On July 16, in a bipartisan 66-34 vote, the United States Senate confirmed Richard Cordray to become the Director of the Consumer Financial Protection Bureau. This happened on the eve of the Bureau's second birthday, July 21, 2013. The Bureau, which was enacted pursuant to the Consumer Financial Protection Act, Title X of the Dodd-Frank Act, became an official agency on July 21, 2011.

The Senate's confirmation of Cordray will lead to more certainty about the Bureau's direction and structure. Cordray's confirmation ensures two things:

  1. that he will be the Director of the Bureau for the foreseeable future; and
  2. that the Bureau's basic structure will not change anytime soon.

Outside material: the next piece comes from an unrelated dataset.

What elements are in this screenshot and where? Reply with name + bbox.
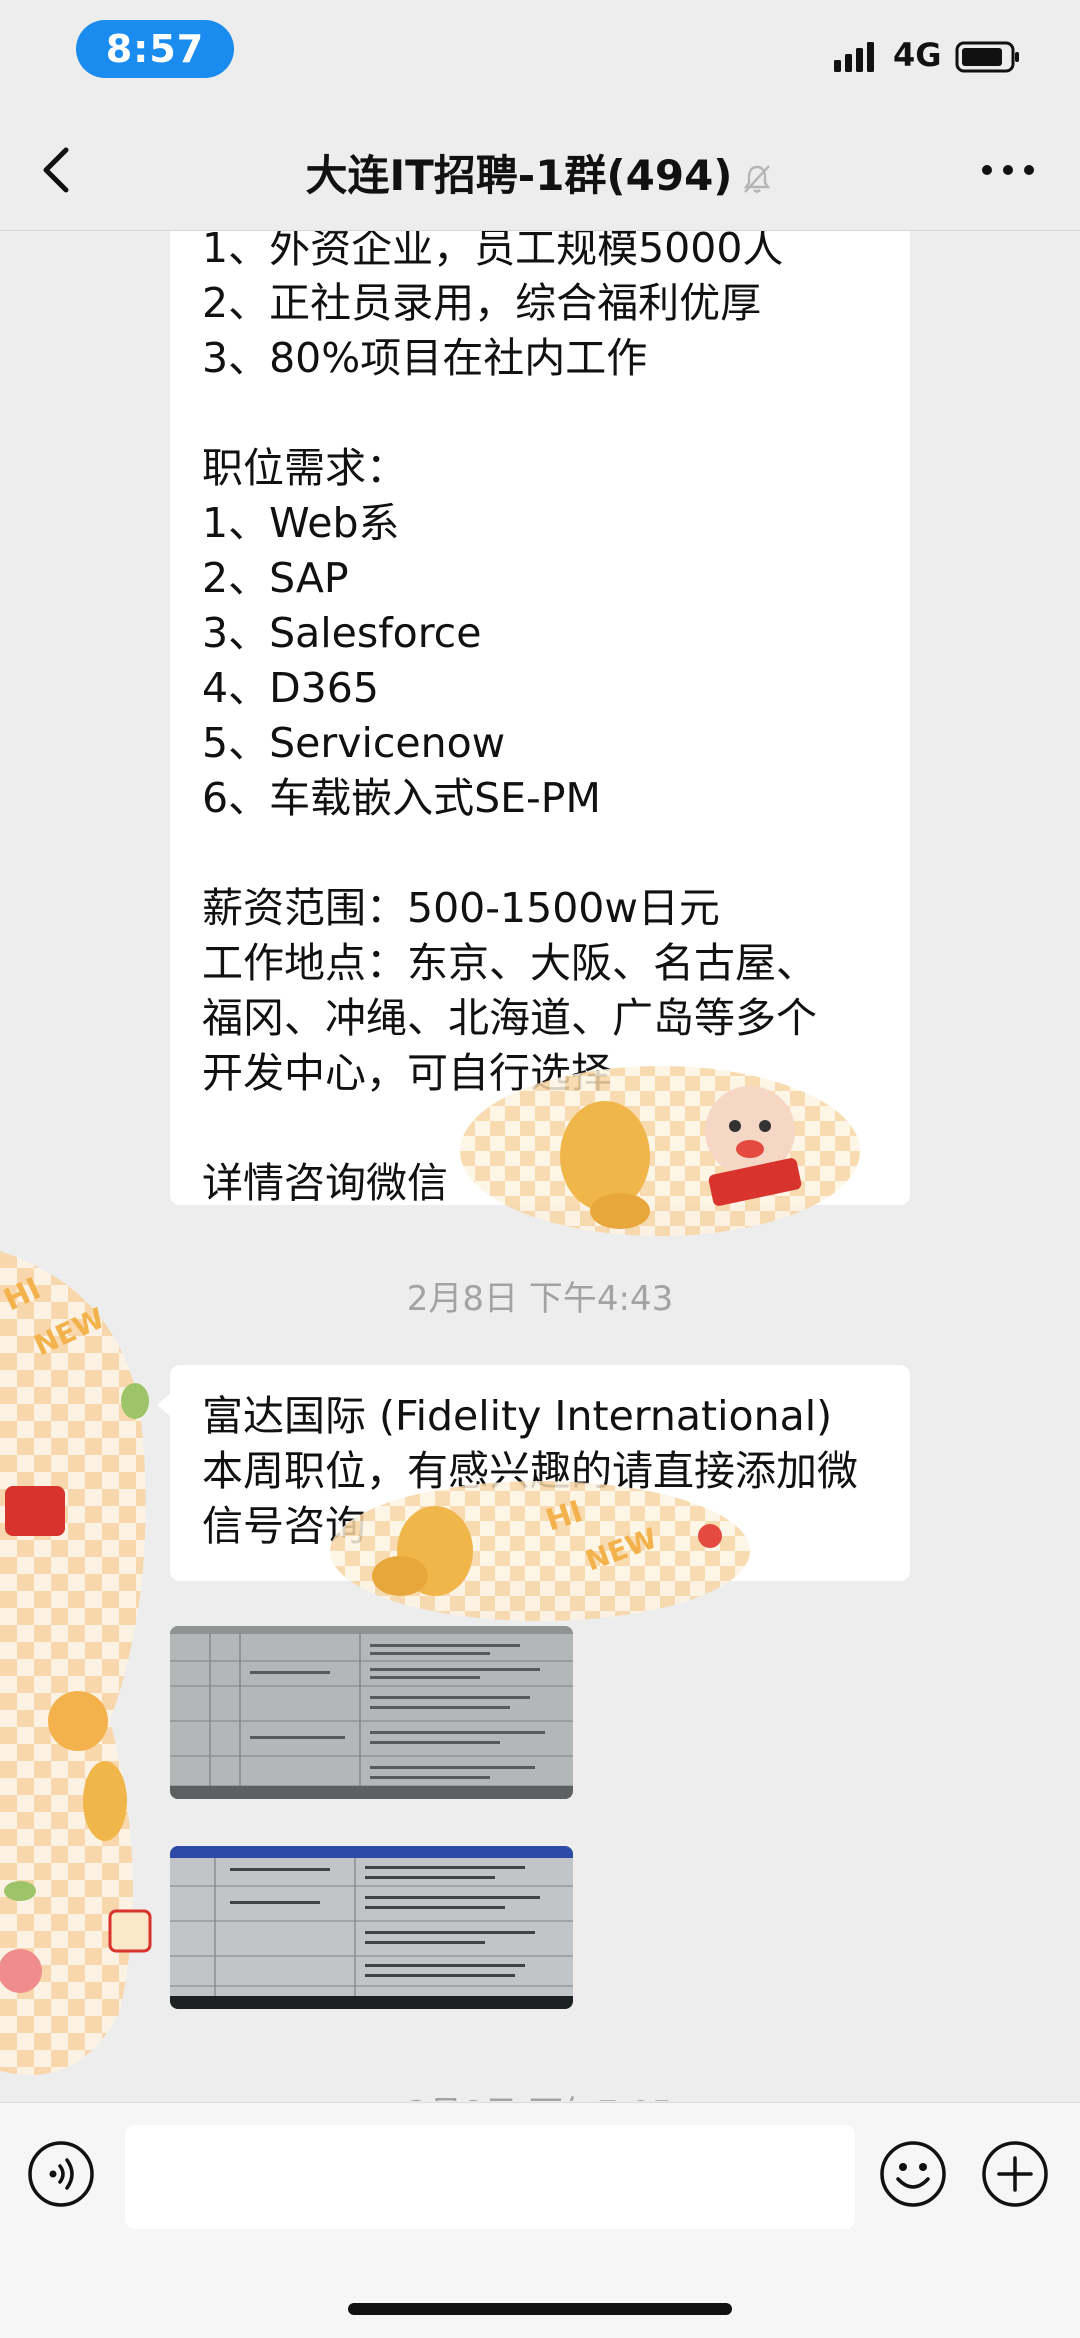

Cordray's confirmation will generally make it easier to predict and respond to current and anticipated Bureau action.

The Director of the Bureau serves a five-year term. In the absence of Senate confirmation, Cordray's current term was set to expire at the end of December 2013. In January 2012, President Obama appointed Cordray to serve as Director of the Bureau during a Senate recess. That recess appointment was a source of controversy. Earlier this spring, the Supreme Court granted certiorari to hear arguments in Noel Canning, a Division of the Noel Corporation v. National Labor Relations Board in which the U.S. Court of Appeals for the District of Columbia Circuit held that President Obama's recess appointments to the National Labor Relations Board were unconstitutional. This decision indirectly called into question Cordray's recess appointment, which was made in the same fashion and at the same time as the NLRB recess appointments.

The Senate's confirmation of Cordray also makes it increasingly likely that the Bureau will continue to have one director, as provided in the language of the Dodd-Frank Act. There had been wide-spread speculation that in order to ensure that there was a Senate-confirmed head of the agency, the President and Congress might agree to alter the Bureau's one-director structure, transforming the Bureau into a commission, along the lines of the Federal Trade Commission, which has a leadership structure comprised of five commissioners. The Dodd-Frank Act also provides that the Bureau is funded by the Federal Reserve Board, not by the Congress. In an effort to reach a compromise, there also was a less-discussed possibility that the Bureau's funding might become subject to Congressional appropriation. Neither of these compromise possibilities seems likely now.

It also seems unlikely that the Bureau's agenda and stated goals will change significantly. Since January 2012, Cordray has presided over a Bureau agenda that is focused on mortgage origination, mortgage servicing, credit card products, debt collection, debt settlement, and private student lending, among other things. The Bureau continued to pursue its agenda and related initiatives when the Director's status was uncertain. At the Bureau, Staff have always understood and expected that notwithstanding external events surrounding the Director's appointment, statutory requirements, such as promulgating specific rules by a date-certain, establishing a consumer response unit, and implementing a nonbank supervision program, would be met and that agency initiatives would be accomplished. There is no reason to think that the Bureau will change course now.

If anything, Cordray's Senate confirmation will likely solidify the Bureau's agenda and ensure its continuity beyond December 2013. For example, when the Qualified Mortgage and Ability-to-Repay mortgage rules take effect in January 2014, Cordray will still be Director of the Bureau. These rules, which are intended to address certain aspects of the mortgage markets, are considered to be among the most important Bureau actions to date. Cordray will preside over the rules' implementation, as he has presided over their promulgation.

In other instances, the Bureau might even pursue its agenda and stated goals more assertively. Pending questions about the Director's status and the Bureau's structure have been answered – at least for now.